Teens and parents have finally found something they agree on: screen time usage. In a recent report, Pew Research found that 54% of U.S. teens say they spend too much time on their cellphones, and two-thirds of parents express concern over their teen’s screen time. This is not new news. But what isn’t discussed as frequently is adult screen time addiction.
Teenagers aren’t the only ones glued to their phones. While the finger is often pointed at kids, tweens and teens and their screen time usage, adult usage flies under the radar. 90% of American adults own a cell phone, and 36% of parents reported feeling that they spend too much time on their phone. The report surveyed both teens and adults, and their answers were not too dissimilar. 44% of teens check their phone as soon as they wake up, compared to to 26% of parents. 15% of adults lose focus at work because they are checking their cell phone, while only 8% of teens lose focus in class. Another interesting point: 72% of parents feel their teen is distracted by their phone when having an in-person conversation, and 51% of teens feel the same about their parents. 50% of parents feel as if they have to respond to messages from other people immediately, and 58% of teens report feeling similarly.
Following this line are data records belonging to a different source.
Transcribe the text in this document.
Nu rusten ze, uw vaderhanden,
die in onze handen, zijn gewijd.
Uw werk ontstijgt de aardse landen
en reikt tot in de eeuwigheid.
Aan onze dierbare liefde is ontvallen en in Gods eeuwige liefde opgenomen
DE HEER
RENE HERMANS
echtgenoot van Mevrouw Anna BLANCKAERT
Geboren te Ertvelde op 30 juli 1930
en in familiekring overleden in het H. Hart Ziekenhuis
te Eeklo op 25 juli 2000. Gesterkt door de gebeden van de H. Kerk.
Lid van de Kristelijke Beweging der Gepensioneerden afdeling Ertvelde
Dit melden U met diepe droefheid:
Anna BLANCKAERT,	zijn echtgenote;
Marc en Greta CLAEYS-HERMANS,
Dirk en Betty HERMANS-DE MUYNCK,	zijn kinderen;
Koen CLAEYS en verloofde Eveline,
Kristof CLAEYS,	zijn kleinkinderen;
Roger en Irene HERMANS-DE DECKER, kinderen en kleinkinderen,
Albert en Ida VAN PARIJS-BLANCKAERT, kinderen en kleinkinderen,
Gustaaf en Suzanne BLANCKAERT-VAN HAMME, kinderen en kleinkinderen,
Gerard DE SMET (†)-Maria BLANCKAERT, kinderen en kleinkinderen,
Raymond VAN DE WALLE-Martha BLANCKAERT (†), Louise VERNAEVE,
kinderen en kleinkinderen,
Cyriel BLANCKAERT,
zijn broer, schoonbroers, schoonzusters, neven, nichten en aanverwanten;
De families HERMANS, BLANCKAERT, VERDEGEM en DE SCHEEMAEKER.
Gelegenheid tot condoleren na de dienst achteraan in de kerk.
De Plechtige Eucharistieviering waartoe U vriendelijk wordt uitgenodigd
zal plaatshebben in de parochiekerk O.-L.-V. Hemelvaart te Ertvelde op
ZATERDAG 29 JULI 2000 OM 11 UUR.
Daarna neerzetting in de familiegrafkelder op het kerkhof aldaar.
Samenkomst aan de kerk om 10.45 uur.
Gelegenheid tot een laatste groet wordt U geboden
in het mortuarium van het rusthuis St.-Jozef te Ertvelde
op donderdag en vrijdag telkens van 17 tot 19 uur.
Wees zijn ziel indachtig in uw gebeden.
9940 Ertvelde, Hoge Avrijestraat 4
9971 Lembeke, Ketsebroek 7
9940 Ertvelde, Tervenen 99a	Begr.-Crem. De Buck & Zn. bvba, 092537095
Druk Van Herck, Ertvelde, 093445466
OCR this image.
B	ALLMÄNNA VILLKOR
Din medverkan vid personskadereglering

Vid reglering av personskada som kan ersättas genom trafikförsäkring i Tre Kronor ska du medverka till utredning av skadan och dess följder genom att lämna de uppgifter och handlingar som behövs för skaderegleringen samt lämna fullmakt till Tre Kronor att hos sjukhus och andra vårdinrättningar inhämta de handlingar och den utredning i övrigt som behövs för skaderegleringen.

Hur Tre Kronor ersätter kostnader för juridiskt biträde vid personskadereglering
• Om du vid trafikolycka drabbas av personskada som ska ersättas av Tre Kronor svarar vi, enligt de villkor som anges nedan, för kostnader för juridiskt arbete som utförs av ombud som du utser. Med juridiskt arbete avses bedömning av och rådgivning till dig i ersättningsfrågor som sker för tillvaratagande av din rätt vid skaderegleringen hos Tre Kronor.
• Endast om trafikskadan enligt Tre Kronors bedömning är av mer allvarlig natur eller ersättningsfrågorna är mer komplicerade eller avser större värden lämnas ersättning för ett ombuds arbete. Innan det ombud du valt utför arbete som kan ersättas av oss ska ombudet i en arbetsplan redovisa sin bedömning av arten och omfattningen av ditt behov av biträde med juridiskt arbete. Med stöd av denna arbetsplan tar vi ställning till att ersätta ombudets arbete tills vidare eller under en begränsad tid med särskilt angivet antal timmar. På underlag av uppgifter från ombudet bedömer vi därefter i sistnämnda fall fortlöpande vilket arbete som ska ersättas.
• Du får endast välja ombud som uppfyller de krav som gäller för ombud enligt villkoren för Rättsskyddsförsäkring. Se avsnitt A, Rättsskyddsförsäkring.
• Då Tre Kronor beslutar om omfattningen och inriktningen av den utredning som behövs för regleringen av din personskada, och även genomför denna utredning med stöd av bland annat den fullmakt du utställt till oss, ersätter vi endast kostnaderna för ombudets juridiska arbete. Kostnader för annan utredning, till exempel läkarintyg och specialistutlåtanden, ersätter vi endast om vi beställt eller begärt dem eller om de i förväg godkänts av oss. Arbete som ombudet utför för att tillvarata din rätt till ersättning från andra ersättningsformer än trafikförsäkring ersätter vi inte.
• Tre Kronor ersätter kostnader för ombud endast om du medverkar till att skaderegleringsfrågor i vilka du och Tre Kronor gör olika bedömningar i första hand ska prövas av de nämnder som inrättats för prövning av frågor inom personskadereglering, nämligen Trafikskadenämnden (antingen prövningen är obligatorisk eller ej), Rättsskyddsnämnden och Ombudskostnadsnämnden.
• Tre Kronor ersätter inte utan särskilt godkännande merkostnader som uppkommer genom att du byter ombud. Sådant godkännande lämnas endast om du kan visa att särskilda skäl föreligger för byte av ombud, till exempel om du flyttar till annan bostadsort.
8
Cell phone addiction is not yet listed in the DSM-5 as an official addiction, but research has compared it to a gambling addiction. At least four of the signs and symptoms listed below are thought to comprise criteria for cell phone addiction:
-A need to use the cell phone more and more often in order to achieve the same desired effect.
-Persistent failed attempts to use cell phone less often.
-Preoccupation with smartphone use.
-Turns to cell phone when experiencing unwanted feelings such as anxiety or depression.
-Excessive use characterized by loss of sense of time.
-Has put a relationship or job at risk due to excessive cell phone use.
-Tolerance—need for the newest cell phone, more applications, or increased use.
-Withdrawal, when cell phone or network is unreachable.
While the focus has been on teen usage, the conversation is starting to broaden to include adults as well. Just as there are apps parents use to limit their teen’s screen time, parents need to lead through example and limit their own time.